Birden aklıma bir fikir geldi ve “duracak” butonuna bastım aceleyle. Otomatik kapı açıldı. Basamakta durmadım, tecrübeliydim. Ellerim cebimde yürüdüm birkaç yüz metre. O rahat adamların yüzündeki cool ifadenin aynısı vardı yüzümde, bundan emindim. Kim görse onlar da emin olabilirdi. Tıpkı zengin bir adam gibiydi duruşum.

Otomatik döner kapılı, koyu ahşap döşemeli, insanı sütlü sıcak bir muhallebinin içinde uyukluyormuşçasına huzurun içine atan müziklerin çalındığı cafe’ye yavaş ve sakin adımlarla girdim. Buraya en az altı ayda bir geliyordum. Bu mekanda bir kural vardı. Mekanın müdavimi gibi görünmek şarttı ve mutlak surette yabancı gözlerle etrafa bakınmak yasaktı. Çünkü bu tam da bir görgüsüzlüktü. Ben de her seferinde bir beyefendi gibi davranıyordum ve hep aynı köşedeki aynı yeşil kadife koltuğa oturuyordum. Hem buradan bütün cafe’yi görebiliyor ve fularlı adamlarla yüksek topuklu kadınların Helenistik bir edayla birbirlerine hitaplarını, gülümsemelerini keyifle izleyebiliyordum.

Bugün de aynı koltuğuma oturdum. Ancak sabahın henüz erken saatleri olduğundan neredeyse boştu içerisi. Nereden baksan onbiri geçmişti saat ve bu benim gibi adamlar için öğlen demekti aslında. Ancak zenginler için henüz gün yeni başlıyordu. Aman Allahım ne büyük bir keyif!
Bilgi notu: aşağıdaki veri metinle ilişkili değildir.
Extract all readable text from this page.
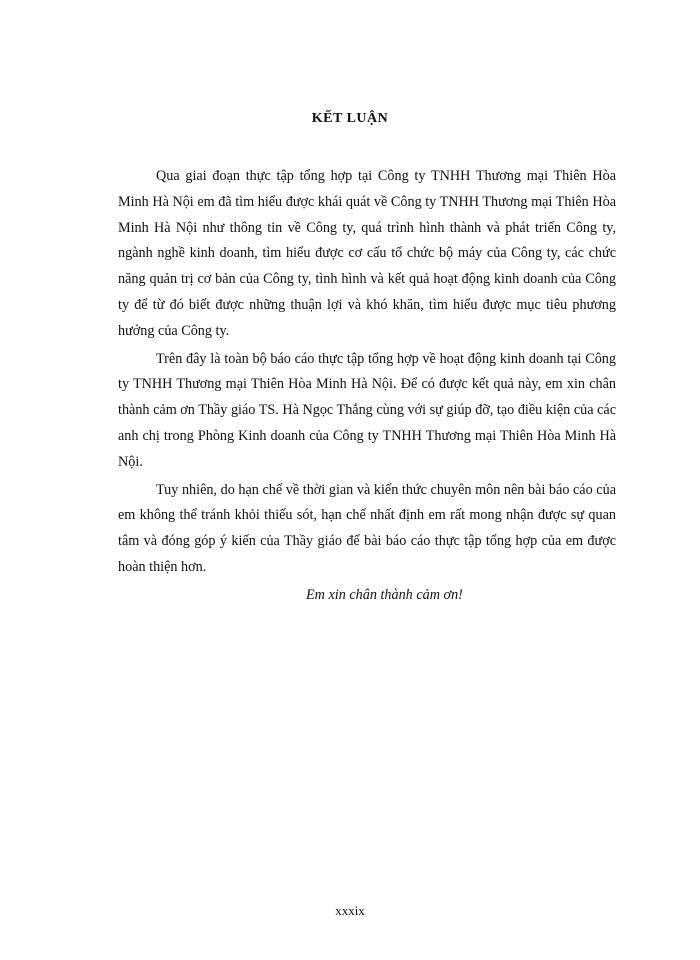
KẾT LUẬN

Qua giai đoạn thực tập tổng hợp tại Công ty TNHH Thương mại Thiên Hòa Minh Hà Nội em đã tìm hiểu được khái quát về Công ty TNHH Thương mại Thiên Hòa Minh Hà Nội như thông tin về Công ty, quá trình hình thành và phát triển Công ty, ngành nghề kinh doanh, tìm hiểu được cơ cấu tổ chức bộ máy của Công ty, các chức năng quản trị cơ bản của Công ty, tình hình và kết quả hoạt động kinh doanh của Công ty để từ đó biết được những thuận lợi và khó khăn, tìm hiểu được mục tiêu phương hướng của Công ty.

Trên đây là toàn bộ báo cáo thực tập tổng hợp về hoạt động kinh doanh tại Công ty TNHH Thương mại Thiên Hòa Minh Hà Nội. Để có được kết quả này, em xin chân thành cảm ơn Thầy giáo TS. Hà Ngọc Thắng cùng với sự giúp đỡ, tạo điều kiện của các anh chị trong Phòng Kinh doanh của Công ty TNHH Thương mại Thiên Hòa Minh Hà Nội.

Tuy nhiên, do hạn chế về thời gian và kiến thức chuyên môn nên bài báo cáo của em không thể tránh khỏi thiếu sót, hạn chế nhất định em rất mong nhận được sự quan tâm và đóng góp ý kiến của Thầy giáo để bài báo cáo thực tập tổng hợp của em được hoàn thiện hơn.

Em xin chân thành cảm ơn!

xxxix
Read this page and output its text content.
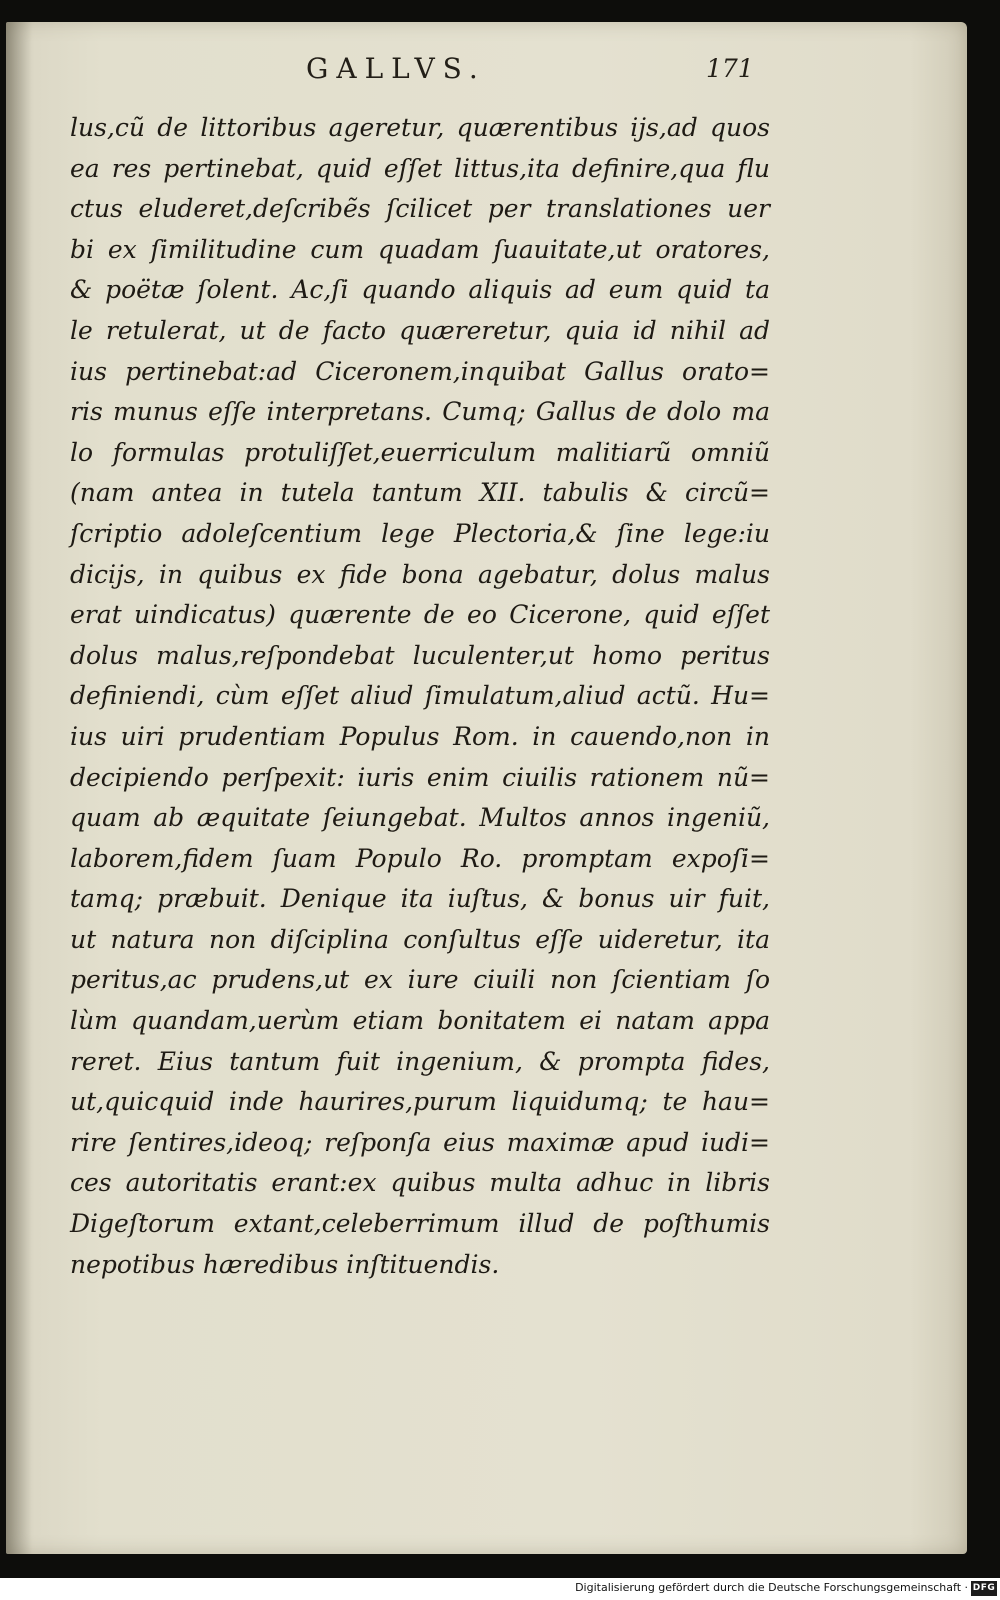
GALLVS.	171
lus,cũ de littoribus ageretur, quærentibus ijs,ad quos
ea res pertinebat, quid eſſet littus,ita definire,qua flu
ctus eluderet,deſcribẽs ſcilicet per translationes uer
bi ex ſimilitudine cum quadam ſuauitate,ut oratores,
& poëtæ ſolent. Ac,ſi quando aliquis ad eum quid ta
le retulerat, ut de facto quæreretur, quia id nihil ad
ius pertinebat:ad Ciceronem,inquibat Gallus orato=
ris munus eſſe interpretans. Cumq; Gallus de dolo ma
lo formulas protuliſſet,euerriculum malitiarũ omniũ
(nam antea in tutela tantum XII. tabulis & circũ=
ſcriptio adoleſcentium lege Plectoria,& ſine lege:iu
dicijs, in quibus ex fide bona agebatur, dolus malus
erat uindicatus) quærente de eo Cicerone, quid eſſet
dolus malus,reſpondebat luculenter,ut homo peritus
definiendi, cùm eſſet aliud ſimulatum,aliud actũ. Hu=
ius uiri prudentiam Populus Rom. in cauendo,non in
decipiendo perſpexit: iuris enim ciuilis rationem nũ=
quam ab æquitate ſeiungebat. Multos annos ingeniũ,
laborem,fidem ſuam Populo Ro. promptam expoſi=
tamq; præbuit. Denique ita iuſtus, & bonus uir fuit,
ut natura non diſciplina conſultus eſſe uideretur, ita
peritus,ac prudens,ut ex iure ciuili non ſcientiam ſo
lùm quandam,uerùm etiam bonitatem ei natam appa
reret. Eius tantum fuit ingenium, & prompta fides,
ut,quicquid inde haurires,purum liquidumq; te hau=
rire ſentires,ideoq; reſponſa eius maximæ apud iudi=
ces autoritatis erant:ex quibus multa adhuc in libris
Digeſtorum extant,celeberrimum illud de poſthumis
nepotibus hæredibus inſtituendis.
Digitalisierung gefördert durch die Deutsche Forschungsgemeinschaft · DFG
Tüm kibarlığımla garson kızdan filtre kahve ve çikolatalı kruvasan istedim. İkisi masada yan yana gayet şık duruyordu. Nazikçe bıçakla kestim ve küçük lokmalarla yedim kruvasanımı. Hatta bir kısmını da yemeyip tabakta bıraktım. Hepsini bitirmek böyle yerlerde çok ayıp kaçar. Kahvemi de bitirdikten sonra hafifçe arkama yaslandım ve çalan müziğin naifliğine bıraktım kendimi. Bu sahiden muhteşem bir keyifti.

Ama n’apacağıma hala kara verebilmiş değilim.
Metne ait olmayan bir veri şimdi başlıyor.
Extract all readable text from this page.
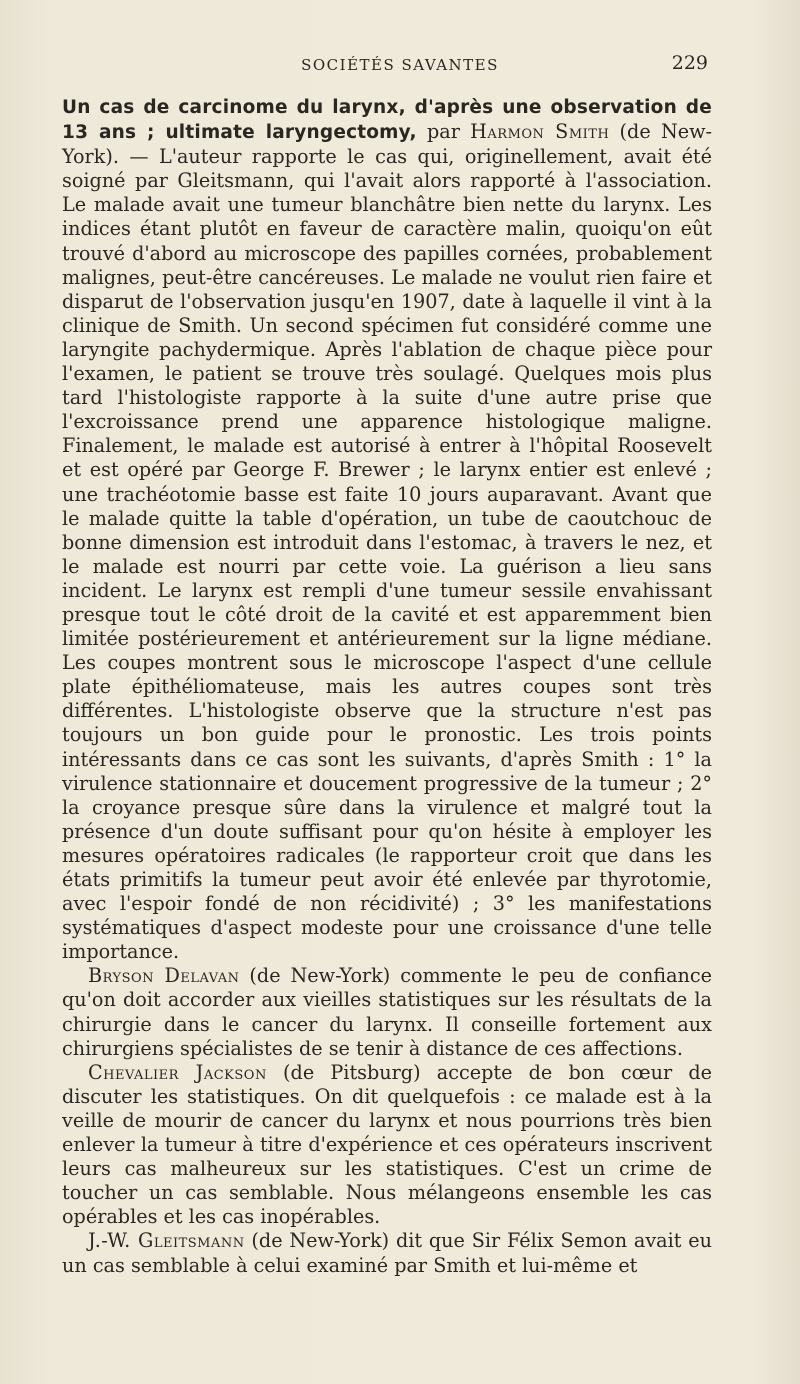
SOCIÉTÉS SAVANTES	229

Un cas de carcinome du larynx, d'après une observation de 13 ans ; ultimate laryngectomy, par Harmon Smith (de New-York). — L'auteur rapporte le cas qui, originellement, avait été soigné par Gleitsmann, qui l'avait alors rapporté à l'association. Le malade avait une tumeur blanchâtre bien nette du larynx. Les indices étant plutôt en faveur de caractère malin, quoiqu'on eût trouvé d'abord au microscope des papilles cornées, probablement malignes, peut-être cancéreuses. Le malade ne voulut rien faire et disparut de l'observation jusqu'en 1907, date à laquelle il vint à la clinique de Smith. Un second spécimen fut considéré comme une laryngite pachydermique. Après l'ablation de chaque pièce pour l'examen, le patient se trouve très soulagé. Quelques mois plus tard l'histologiste rapporte à la suite d'une autre prise que l'excroissance prend une apparence histologique maligne. Finalement, le malade est autorisé à entrer à l'hôpital Roosevelt et est opéré par George F. Brewer ; le larynx entier est enlevé ; une trachéotomie basse est faite 10 jours auparavant. Avant que le malade quitte la table d'opération, un tube de caoutchouc de bonne dimension est introduit dans l'estomac, à travers le nez, et le malade est nourri par cette voie. La guérison a lieu sans incident. Le larynx est rempli d'une tumeur sessile envahissant presque tout le côté droit de la cavité et est apparemment bien limitée postérieurement et antérieurement sur la ligne médiane. Les coupes montrent sous le microscope l'aspect d'une cellule plate épithéliomateuse, mais les autres coupes sont très différentes. L'histologiste observe que la structure n'est pas toujours un bon guide pour le pronostic. Les trois points intéressants dans ce cas sont les suivants, d'après Smith : 1° la virulence stationnaire et doucement progressive de la tumeur ; 2° la croyance presque sûre dans la virulence et malgré tout la présence d'un doute suffisant pour qu'on hésite à employer les mesures opératoires radicales (le rapporteur croit que dans les états primitifs la tumeur peut avoir été enlevée par thyrotomie, avec l'espoir fondé de non récidivité) ; 3° les manifestations systématiques d'aspect modeste pour une croissance d'une telle importance.

Bryson Delavan (de New-York) commente le peu de confiance qu'on doit accorder aux vieilles statistiques sur les résultats de la chirurgie dans le cancer du larynx. Il conseille fortement aux chirurgiens spécialistes de se tenir à distance de ces affections.

Chevalier Jackson (de Pitsburg) accepte de bon cœur de discuter les statistiques. On dit quelquefois : ce malade est à la veille de mourir de cancer du larynx et nous pourrions très bien enlever la tumeur à titre d'expérience et ces opérateurs inscrivent leurs cas malheureux sur les statistiques. C'est un crime de toucher un cas semblable. Nous mélangeons ensemble les cas opérables et les cas inopérables.

J.-W. Gleitsmann (de New-York) dit que Sir Félix Semon avait eu un cas semblable à celui examiné par Smith et lui-même et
Tüm bu anlattıklarımdan ve kahve ve müzik bittikten sonra cebimdeki defteri açtım ve bunları karaladım. Belki sinemaya gidip iki-üç filmi artarda izlerim. Çıkışta da bir waffle yedim mi değme keyfime. Bebek gibi uyurum. Ama şimdi şu kadife koltuğun ve ılık huzurun tadını biraz daha çıkartmak istiyorum.